Cuando la gente piensa en el Gargano, piensa en el mar. Vieste, Peschici, la Baia delle Zagare, los acantilados blancos. Pero hay otra versión del Gargano: la del interior, los pueblos donde no llegan los autobuses turísticos, donde las casas son de piedra caliza gris, donde el bar de la plaza abre a las siete de la mañana. Estos lugares no aparecen en las guías porque no tienen nada que vender. Solo tienen a sí mismos.
Mattinata: el puerto, las canteras y la vía de los lombardos
Mattinata no está en el interior, pero tampoco es como Vieste. Un pueblo con vistas al Golfo, con un centro histórico compacto de piedra blanca y un puerto pequeño pero auténtico. Los barcos pesqueros están amarrados en fila y se reflejan en el agua verde. Cerca están las canteras de mármol de Apricena, una de las piedras más valiosas del Mediterráneo. Por Mattinata pasaba también la Via Sacra Langobardorum, el camino de peregrinación que conectaba el Santuario de San Miguel en Monte Sant'Angelo con el puerto de Siponto.
Ischitella: el mirador sobre el lago Varano
Ischitella es un pueblo en el promontorio del Gargano con vistas al lago Varano, el mayor lago costero de Italia. Desde el mirador, en los días despejados de primavera y otoño, se ve el lago y detrás el mar en una perspectiva que parece pintada. En el pueblo hay una sola trattoria seria, donde se hace pasta fresca todos los días. No tienen carta: la señora viene a la mesa y dice lo que hay hoy.
Carpino: donde la música popular no es folclore
Carpino es famosa por la tammorra y el Carpino Folk Festival. El festival se celebra cada año en agosto y es uno de los pocos eventos de música popular en Italia donde la tradición no es una reconstrucción para turistas, sino una práctica viva. En verano, por las noches, de las ventanas de los callejones salen voces e instrumentos. Si está en el Gargano en agosto, vaya a Carpino una noche del festival. La entrada es gratuita o casi. La experiencia es irrepetible.
Cómo organizar la excursión de un día desde Manfredonia
Los tres pueblos son accesibles desde Manfredonia en menos de una hora. Distancias aproximadas: Mattinata 40 km (45 minutos por la SS89), Ischitella 80 km (1 hora 10 minutos), Carpino 85 km (1 hora 20 minutos). Ischitella y Carpino están cerca uno del otro — se pueden visitar los dos en un día saliendo temprano de Manfredonia. Las carreteras del interior del Gargano son bonitas pero estrechas: evite autocaravanas en las secundarias. Lleve siempre agua — las tiendas en los pueblos pequeños cierran a primera hora de la tarde. Las gasolineras son escasas: llene el depósito en Manfredonia antes de salir.
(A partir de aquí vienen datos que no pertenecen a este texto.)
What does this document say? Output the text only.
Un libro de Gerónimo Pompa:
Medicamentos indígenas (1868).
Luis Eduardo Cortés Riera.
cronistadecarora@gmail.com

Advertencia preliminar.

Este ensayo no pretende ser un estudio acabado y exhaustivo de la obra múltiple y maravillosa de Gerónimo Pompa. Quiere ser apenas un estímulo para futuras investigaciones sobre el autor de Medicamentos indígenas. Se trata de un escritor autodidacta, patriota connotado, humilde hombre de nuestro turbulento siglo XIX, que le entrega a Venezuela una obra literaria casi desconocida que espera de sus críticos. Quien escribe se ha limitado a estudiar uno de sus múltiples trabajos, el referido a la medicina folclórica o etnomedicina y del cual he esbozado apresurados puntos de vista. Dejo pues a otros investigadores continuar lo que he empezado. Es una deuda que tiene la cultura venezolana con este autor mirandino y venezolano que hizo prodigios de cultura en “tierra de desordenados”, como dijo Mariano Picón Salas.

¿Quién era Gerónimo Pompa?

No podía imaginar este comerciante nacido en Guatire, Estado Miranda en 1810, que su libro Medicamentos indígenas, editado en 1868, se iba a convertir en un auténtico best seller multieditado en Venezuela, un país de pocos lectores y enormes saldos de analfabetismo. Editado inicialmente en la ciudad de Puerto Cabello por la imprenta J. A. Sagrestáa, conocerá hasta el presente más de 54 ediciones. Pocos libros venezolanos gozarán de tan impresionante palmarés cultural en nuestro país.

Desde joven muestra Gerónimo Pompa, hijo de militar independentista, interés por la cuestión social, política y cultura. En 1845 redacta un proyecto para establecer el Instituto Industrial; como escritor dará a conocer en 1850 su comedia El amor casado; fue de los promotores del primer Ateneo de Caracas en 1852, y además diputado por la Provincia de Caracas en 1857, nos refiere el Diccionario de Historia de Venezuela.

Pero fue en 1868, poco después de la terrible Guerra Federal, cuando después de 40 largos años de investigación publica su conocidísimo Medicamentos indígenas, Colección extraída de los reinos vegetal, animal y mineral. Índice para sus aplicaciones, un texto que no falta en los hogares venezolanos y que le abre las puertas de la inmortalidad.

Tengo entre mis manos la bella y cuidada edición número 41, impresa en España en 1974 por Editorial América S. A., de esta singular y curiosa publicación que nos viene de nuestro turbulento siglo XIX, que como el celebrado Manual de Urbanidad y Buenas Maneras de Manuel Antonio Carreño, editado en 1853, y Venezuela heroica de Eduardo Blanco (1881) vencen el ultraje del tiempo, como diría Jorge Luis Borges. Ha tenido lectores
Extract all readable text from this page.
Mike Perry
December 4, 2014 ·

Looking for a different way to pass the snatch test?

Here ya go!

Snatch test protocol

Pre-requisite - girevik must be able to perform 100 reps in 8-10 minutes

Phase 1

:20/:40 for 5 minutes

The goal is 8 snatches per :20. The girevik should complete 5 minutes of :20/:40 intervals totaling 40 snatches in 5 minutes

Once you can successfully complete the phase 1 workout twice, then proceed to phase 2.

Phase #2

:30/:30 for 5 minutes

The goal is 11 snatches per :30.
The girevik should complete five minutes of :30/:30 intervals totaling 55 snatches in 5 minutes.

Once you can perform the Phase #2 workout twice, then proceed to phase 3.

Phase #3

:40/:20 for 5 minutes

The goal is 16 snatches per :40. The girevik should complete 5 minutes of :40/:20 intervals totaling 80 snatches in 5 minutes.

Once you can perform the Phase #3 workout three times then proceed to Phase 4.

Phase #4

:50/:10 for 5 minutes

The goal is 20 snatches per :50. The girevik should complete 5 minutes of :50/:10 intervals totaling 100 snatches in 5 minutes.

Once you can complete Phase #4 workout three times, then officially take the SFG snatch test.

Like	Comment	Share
El mejor consejo: no construya un itinerario demasiado preciso. Vaya a uno de los tres pueblos, pasee, coma algo, siéntese. No intente hacer todo en un día: estos lugares se visitan despacio o no se visitan de verdad.
Preguntas frecuentes sobre los pueblos del Gargano
Si dispones de más tiempo, nuestro itinerario Gargano en 7 días te ayudará a planificar una semana completa desde Manfredonia — playas, pueblos, bosques e islas Tremiti.
¿Qué pueblos del Gargano merece la pena visitar fuera de la costa?
Mattinata (puerto y vía lombardas), Ischitella (mirador sobre el lago Varano), Carpino (festival de música popular en agosto) y Monte Sant'Angelo (patrimonio UNESCO) son los más auténticos fuera del turismo masivo.
¿A qué distancia está Mattinata de Manfredonia?
Mattinata está a 40 km de Manfredonia, unos 45 minutos en coche por la SS89. Es una primera parada ideal de camino a Vieste.
¿Cuándo es el Carpino Folk Festival?
El Carpino Folk Festival se celebra cada año en agosto, normalmente en la primera o segunda semana. La entrada es gratuita o casi. Es uno de los festivales de música popular más auténticos de Italia.
¿Qué es el lago Varano?
El lago Varano es el mayor lago costero de Italia, en el norte del promontorio del Gargano. Está separado del Adriático por una estrecha franja de arena. Desde el mirador de Ischitella ofrece una perspectiva impresionante.
¿Se pueden visitar estos pueblos sin coche?
Con coche es mucho más fácil. Los autobuses de Ferrovie del Gargano conectan los principales núcleos, pero con frecuencias muy limitadas. Para una excursión de un día, el coche es prácticamente imprescindible.